If you recognize yourself in any of these signs, don't panic. These are not character flaws; they are simply performance habits that can be adjusted.

The only difference between a candidate who fails an AI interview and one who passes is data. The failing candidate guesses how they are coming across. The successful candidate knows.

By using tools like SpectraSeek, you can diagnose these issues before the real interview. You can see your Overall Candidate Fit, check your Interview Readiness, and fix your eye contact or pacing in a safe, private environment.

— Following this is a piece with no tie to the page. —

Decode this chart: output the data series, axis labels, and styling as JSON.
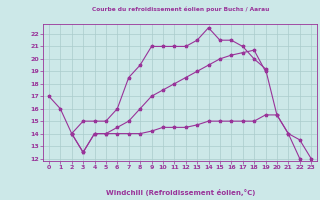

Stop sabotaging your score. Visit InterspectAI to turn these red flags into green lights.

TL;DR

AI video interviews shift the focus from human connection to data-driven performance, meaning even the most qualified candidates can face rejection if their non-verbal cues trigger algorithmic red flags. Success in this new format requires more than just subject knowledge; it demands that you diagnose and adjust your performance habits using tools like SpectraSeek to ensure your performance is just as polished as your credentials

FAQs

Can an AI really tell if I am making eye contact?  
Yes. Some modern video interview technologies use facial tracking to monitor gaze direction. While it doesn't need to be 100% perfect, consistent engagement with the camera lens is impactful.  

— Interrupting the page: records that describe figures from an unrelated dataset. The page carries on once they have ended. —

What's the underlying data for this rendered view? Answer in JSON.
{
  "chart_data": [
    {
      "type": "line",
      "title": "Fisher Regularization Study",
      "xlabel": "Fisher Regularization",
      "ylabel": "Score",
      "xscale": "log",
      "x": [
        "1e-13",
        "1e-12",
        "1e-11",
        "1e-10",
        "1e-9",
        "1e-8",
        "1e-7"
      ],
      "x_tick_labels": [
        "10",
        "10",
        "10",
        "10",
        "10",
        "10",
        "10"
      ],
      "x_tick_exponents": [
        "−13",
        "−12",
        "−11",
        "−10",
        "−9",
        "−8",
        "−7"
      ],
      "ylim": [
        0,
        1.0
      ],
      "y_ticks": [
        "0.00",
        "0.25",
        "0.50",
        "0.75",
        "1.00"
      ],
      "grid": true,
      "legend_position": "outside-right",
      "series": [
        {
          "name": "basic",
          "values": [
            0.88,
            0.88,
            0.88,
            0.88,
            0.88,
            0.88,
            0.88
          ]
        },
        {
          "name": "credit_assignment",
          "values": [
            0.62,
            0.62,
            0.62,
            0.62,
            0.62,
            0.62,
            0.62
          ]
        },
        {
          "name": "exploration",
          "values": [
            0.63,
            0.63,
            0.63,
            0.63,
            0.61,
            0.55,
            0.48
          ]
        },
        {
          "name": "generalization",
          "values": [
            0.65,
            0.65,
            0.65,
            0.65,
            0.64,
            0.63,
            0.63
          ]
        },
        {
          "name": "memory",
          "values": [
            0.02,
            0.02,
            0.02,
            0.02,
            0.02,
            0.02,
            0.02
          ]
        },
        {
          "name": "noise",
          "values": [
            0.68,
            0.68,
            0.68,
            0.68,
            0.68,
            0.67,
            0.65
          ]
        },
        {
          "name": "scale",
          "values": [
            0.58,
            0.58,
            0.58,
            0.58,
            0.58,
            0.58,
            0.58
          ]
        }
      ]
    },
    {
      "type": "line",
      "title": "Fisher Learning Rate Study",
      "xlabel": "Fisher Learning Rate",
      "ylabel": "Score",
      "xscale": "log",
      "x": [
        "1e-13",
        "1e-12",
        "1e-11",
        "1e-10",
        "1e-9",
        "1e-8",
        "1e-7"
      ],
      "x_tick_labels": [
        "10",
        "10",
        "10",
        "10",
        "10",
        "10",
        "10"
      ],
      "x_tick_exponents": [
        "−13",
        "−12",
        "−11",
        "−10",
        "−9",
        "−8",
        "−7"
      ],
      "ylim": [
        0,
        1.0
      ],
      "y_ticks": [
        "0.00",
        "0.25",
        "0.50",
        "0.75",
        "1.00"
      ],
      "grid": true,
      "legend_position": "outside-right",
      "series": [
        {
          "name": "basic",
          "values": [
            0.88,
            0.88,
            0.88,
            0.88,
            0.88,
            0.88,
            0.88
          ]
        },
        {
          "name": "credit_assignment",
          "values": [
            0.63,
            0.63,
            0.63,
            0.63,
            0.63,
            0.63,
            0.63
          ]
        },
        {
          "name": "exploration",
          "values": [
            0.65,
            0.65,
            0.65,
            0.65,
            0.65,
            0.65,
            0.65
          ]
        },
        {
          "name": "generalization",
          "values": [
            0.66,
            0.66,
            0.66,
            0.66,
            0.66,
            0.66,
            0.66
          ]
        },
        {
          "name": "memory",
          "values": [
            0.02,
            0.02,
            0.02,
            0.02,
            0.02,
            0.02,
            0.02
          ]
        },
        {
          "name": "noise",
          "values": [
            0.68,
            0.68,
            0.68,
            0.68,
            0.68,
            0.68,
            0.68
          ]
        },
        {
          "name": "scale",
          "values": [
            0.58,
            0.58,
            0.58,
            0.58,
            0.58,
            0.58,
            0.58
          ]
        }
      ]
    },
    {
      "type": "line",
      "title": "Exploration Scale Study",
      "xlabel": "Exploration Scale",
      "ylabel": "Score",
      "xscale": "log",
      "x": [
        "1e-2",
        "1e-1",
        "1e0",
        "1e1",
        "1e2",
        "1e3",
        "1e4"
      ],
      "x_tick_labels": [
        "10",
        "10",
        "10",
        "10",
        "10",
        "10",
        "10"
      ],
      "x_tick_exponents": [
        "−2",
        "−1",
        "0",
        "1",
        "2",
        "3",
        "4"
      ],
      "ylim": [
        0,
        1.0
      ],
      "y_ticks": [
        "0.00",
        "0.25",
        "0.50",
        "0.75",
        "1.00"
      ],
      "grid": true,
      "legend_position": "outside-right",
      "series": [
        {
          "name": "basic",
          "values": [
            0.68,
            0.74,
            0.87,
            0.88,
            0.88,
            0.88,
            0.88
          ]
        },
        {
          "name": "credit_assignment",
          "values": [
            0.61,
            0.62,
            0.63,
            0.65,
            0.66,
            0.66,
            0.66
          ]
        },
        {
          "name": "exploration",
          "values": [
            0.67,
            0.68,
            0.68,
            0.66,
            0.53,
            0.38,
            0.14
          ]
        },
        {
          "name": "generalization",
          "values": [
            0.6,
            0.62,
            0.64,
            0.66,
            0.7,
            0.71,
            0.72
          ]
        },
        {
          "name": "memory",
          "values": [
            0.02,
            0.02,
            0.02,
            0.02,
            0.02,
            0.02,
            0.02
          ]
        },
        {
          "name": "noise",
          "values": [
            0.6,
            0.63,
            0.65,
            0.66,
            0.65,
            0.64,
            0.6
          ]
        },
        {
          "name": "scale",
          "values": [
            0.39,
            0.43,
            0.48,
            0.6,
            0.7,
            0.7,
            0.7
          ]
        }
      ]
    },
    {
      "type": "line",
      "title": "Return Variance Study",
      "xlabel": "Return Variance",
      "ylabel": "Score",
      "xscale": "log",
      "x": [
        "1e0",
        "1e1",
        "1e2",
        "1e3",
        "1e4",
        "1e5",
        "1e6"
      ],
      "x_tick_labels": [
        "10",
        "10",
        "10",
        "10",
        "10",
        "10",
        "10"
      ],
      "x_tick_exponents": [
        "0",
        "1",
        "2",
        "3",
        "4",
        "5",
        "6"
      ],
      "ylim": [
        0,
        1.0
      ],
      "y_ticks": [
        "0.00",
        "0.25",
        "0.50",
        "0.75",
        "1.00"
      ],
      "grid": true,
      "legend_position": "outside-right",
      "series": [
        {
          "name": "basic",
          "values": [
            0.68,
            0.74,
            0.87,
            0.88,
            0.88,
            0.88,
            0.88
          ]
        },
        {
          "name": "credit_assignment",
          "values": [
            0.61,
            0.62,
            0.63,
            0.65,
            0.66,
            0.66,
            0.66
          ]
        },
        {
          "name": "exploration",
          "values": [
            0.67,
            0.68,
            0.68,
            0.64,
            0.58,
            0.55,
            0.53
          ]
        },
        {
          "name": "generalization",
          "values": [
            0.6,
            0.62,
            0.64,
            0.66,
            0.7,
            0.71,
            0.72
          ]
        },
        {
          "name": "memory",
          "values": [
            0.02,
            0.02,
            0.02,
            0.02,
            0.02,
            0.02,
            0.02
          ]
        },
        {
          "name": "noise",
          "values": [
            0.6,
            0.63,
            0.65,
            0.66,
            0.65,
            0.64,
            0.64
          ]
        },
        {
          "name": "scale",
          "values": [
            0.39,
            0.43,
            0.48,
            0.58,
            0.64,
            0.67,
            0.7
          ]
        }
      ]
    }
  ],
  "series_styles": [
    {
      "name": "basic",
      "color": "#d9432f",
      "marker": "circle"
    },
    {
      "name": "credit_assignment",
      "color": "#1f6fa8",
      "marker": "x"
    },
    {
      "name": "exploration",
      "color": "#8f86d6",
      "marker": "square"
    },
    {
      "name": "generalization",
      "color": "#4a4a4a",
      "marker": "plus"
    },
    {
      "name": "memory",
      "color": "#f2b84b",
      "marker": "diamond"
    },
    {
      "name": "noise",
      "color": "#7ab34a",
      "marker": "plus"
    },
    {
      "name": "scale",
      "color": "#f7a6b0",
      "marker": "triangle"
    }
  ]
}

Is it bad to look at my notes during an AI interview?  
It is okay to glance, but do not read. If your eyes are tracking left-to-right constantly, the AI (and human reviewers) will know you are reading a script. This can impact your score.

How do I fix my "filler words" if I don't realize I'm saying them?  
This is why recording yourself is essential. You often cannot hear your own "ums" in real-time. An AI video interview tips tool like SpectraSeek will bring it to your notice.

What is the best lighting for an AI interview?  
Soft, front-facing light is best. Avoid harsh overhead lights that create raccoon shadows under your eyes, and never sit with a bright window behind you (backlighting), as it turns you into a silhouette that the AI cannot analyze.